Confinement 10
Vous alliez chercher votre drive, insouciante et guillerette, ou presque, quand une
inhabituelle file d’attente vous a mis la puce à l’oreille. Ni une ni deux,
vous avez coupé la chique à Barbara et nourri ladite oreille de France info. Mal
vous en prit. Lors de l’heure d’attente qu’il vous fallut pour charger votre
coffre, vous avez pu commencer à entrevoir la foule de petits bonheurs qui vous
attendaient. Vivre enfermée avec Choupinet, Choupinette et Nounours. Seuls.
Mais pour combien de temps ? Vous ne vous posiez pas encore la question… Pauvre
innocente…
Votre coffre n’étant que partiellement comblé, en raison
d’une rupture de farine, papier toilette et sucre, vous vous êtes dirigée vers
le supermarché. Et là, là… Des rayons vides. Entièrement. Sidérée, jetant dans
votre caddie ce que votre main choquée parvenait à attraper, vous vous êtes avancée
vers les caisses où une file d’attente digne de l’ouverture du premier Mac Donald’s en Union soviétique vous a
laissé tout le temps de frémir. L’idée d’expliquer à Choupinet le sens de
« pénurie »… Incroyable que rationner Choupinet n’ait pas arrêté le
gouvernement… Encore un problème que le quidam allait devoir gérer seul. Et
malheureusement ce quidam vous le connaissiez personnellement fort bien.
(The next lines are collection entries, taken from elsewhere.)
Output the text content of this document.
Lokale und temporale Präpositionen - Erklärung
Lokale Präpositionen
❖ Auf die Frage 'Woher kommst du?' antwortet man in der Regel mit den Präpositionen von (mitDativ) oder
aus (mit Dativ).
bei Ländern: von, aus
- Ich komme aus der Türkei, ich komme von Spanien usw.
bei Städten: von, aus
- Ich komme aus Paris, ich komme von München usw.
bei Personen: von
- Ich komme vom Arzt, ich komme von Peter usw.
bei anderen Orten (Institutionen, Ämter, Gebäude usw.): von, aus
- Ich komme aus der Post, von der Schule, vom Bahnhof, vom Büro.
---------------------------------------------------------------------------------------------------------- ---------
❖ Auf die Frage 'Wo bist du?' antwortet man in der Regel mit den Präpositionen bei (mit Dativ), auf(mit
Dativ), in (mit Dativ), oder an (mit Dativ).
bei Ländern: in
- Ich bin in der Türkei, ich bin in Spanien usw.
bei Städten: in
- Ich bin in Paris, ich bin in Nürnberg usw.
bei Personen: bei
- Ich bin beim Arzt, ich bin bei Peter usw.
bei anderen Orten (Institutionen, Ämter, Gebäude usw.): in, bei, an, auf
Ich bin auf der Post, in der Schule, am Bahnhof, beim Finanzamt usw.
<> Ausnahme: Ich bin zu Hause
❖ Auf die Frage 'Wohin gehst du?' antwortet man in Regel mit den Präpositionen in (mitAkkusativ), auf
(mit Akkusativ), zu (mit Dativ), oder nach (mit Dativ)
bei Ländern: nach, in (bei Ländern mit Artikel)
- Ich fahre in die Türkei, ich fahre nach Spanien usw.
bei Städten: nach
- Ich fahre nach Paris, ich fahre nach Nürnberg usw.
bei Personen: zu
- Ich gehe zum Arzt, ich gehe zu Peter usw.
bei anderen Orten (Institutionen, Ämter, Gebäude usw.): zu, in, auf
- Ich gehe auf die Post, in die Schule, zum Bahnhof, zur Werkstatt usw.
Non, mais parce que Choupinet a faim. Tout le temps. Piquer
des tranches vingt-quatre heures sur vingt-quatre ? Oui. Inscrire
« pain de mie » sur la liste de courses ? Non. Cela le priverait
de râler abondamment contre votre infâme indifférence à ses terribles tourments
de croissance adolescente. Mauvaise mère. Car, pour être sûr de caler une once
du gouffre qui lui sert d’estomac, il convertit tout repas en sandwich :
sandwich d’omelette de pomme de terre,
sandwich de riz cantonnais, sandwich de gratin dauphinois, sandwich de chili
con carne con pan, sandwich de quiche
aux poireaux… Non. Il faut être lucide. À table, Choupinet fait peur. C’est
simple avec lui sont tombés dans l’abîme un pâle chapon, trois gâteaux de foie,
une forêt noire, des pêches bien mûres…
C’est une échauffourée qui vous sortit de votre terreur
orthographique : une gente dame en tailleur de bon aloi repoussait avec
fermeté une petite vieille chétive (en vrai, c’était pas si caricatural, mais,
en faux, la caricature, on ne saurait s’en passer, non ?) qui quémandait
un des dix paquets de coquillettes qui trônaient dans son caddie. Ma foi, quand
on aime les pâtes au beurre… Il n’y a pas de petit combat. Si ?
Pleinement flippée quant au sort de vos semblables et leur
sens de l’amoral, vous avez fini par vous extirper de cet effrayant tableau
avec un butin enchanteur : menthe, Apérol, Rhum, Perrier, Despé, citrons…
Au moins vous aviez la main heureuse. Ou un subconscient vigilant. Vous étiez
parée pour supporter avec une sérénité toute alcoolisée les récriminations
choupinettiennes. Et, à bien regarder les individus hagards se précipitant vers
leur coffre, c’était bien plus réconfortant que la perspective de se lancer
dans la confection de gâteaux de PQ… Il
semblerait que le sens des priorités soit la chose du monde la moins bien
partagée. Car, pour ce que vous en aviez compris, ce n’était pas une épidémie
de gastro qui était annoncée. Cette frénésie de papier toilette vous semblait
donc bien incongrue. Dans le pire des cas, le virus n’allait pas faire tomber
les feuilles, alors que les arbres à mojito n’avaient toujours pas été créés,
sans quoi votre jardin n’aurait pas manqué d’en être abondamment pourvu.